Explorant les relations entre l'Afrique et la France, Kamal Benali se penche sur cette connexion aux multiples facettes. S'appuyant sur son expertise en géopolitique, il examine attentivement les enjeux politiques, économiques, et les aspects culturels qui ont façonné ce lien bilatéral. Fort de ses expériences et de son vaste réseau de relations avec les dirigeants, il fournit une analyse perspicace des défis et des possibilités qui s’offrent à ces deux entités. Ce faisant, il offre une perspective sur la façon dont leur engagement évolue dans un paysage mondial en évolution rapide.

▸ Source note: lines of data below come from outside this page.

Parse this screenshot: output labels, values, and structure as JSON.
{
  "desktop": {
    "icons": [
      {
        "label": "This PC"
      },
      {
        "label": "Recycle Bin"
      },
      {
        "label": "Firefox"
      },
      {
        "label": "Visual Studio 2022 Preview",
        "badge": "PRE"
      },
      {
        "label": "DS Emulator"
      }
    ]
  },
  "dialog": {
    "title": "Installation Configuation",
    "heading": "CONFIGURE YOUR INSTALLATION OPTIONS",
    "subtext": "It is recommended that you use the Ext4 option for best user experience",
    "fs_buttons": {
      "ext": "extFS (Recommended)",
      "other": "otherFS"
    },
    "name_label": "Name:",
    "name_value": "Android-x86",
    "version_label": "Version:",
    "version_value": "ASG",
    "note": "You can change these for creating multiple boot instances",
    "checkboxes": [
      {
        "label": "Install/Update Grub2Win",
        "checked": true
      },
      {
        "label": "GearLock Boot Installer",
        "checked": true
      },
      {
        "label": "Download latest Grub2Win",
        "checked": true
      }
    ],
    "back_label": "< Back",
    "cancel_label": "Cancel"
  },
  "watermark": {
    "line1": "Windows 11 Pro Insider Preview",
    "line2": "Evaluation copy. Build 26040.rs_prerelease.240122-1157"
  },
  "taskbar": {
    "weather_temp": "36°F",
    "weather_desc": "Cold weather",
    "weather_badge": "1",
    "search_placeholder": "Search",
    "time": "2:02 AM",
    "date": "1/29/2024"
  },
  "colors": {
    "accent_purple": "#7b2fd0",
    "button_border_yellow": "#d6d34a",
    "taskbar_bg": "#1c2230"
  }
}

Article rédigé par Kamal Benali
L'avenir de la France en Afrique se joue aujourd'hui sur fond de lutte contre le terrorisme, d'intérêts économiques bien compris de l'ancienne puissance coloniale, de résurgence du nationalisme africain et d'influences étrangères, notamment la Russie via son bras armé et économique sur le continent. , Wagner.
La légitimité de la France dans la lutte contre l'influence des islamistes radicaux et des terroristes au Sahel est incontestable, même s'il s'agit aussi, et du même coup, de soutenir les intérêts économiques et géopolitiques de la France, intérêts récemment mis à mal au Niger suite au coup d'État. 'état qui a renversé le président dûment élu Mohammed Bazoum.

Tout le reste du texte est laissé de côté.